Mutares wins Efacec bid
Under the terms of the reprivatisation Mutares will have a 71.73% stake in the company while the government will retain the rest.
According to an exclusive story broken by the online newspaper ECO, the Best and Final Offers (BAFO) were delivered by the competing companies by April 11 but over the past two weeks it became effectively a two-horse race between Mutares and another fund Oaktree.
However, the choice of Mutares as the preferred option was evident according in a report from Parpública – the umbrella company that holds Portuguese public companies.
The sale will be dependant on pre-agreed conditions such as a restructuring plan. The end of the competition process puts a full stop to a cycle of failed reprivatisation attempts over the past three years.
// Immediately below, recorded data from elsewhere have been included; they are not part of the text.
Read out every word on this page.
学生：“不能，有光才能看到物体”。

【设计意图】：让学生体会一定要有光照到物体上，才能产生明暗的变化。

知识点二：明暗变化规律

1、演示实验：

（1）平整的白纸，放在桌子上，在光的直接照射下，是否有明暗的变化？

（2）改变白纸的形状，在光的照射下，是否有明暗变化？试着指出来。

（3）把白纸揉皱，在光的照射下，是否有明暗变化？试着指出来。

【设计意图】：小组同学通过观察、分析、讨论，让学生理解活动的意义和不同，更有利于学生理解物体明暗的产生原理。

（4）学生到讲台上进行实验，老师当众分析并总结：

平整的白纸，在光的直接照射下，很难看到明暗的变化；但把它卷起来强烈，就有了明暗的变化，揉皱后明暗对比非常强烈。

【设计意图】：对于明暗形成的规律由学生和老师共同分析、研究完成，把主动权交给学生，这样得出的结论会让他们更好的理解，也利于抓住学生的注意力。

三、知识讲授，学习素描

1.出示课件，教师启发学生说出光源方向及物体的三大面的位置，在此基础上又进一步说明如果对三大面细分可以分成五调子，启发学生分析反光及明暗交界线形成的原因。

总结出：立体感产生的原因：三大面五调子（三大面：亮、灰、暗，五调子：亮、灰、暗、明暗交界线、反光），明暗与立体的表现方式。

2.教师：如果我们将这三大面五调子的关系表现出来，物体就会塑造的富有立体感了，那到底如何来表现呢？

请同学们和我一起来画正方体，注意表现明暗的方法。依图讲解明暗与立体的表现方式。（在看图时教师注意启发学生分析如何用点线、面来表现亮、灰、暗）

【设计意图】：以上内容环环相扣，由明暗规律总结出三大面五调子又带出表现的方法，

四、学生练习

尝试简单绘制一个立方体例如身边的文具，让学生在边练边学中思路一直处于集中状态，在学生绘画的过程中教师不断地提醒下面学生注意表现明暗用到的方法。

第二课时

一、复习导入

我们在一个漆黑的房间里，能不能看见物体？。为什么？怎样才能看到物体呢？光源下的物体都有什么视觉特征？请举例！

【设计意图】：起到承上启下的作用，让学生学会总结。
The construction and engineering firm DST almost bought the company but pulled out at the 11th hour because of demands by Brussels over State financial incentives.
This time however, the negotiations with the candidates were made at the same time as discussions with Brussels and DGComp. (The EU competition authority)
The restructuring agreement under discussion will revolve around writing off loans from creditors and banks which had bought Efacec securities and the restructuring of parts of the business and labour force.
Mutares will want to reduce the number of employees and requires an agreement to close the deal. It will largely have the upper hand since it knows that the alternative for the company will be to wind it up says ECO.
State financial help for Efacec worth €159 million put an 0.07% dent in the Portugal’s GDP for 2022 according to the Stability Programme 2023-2027.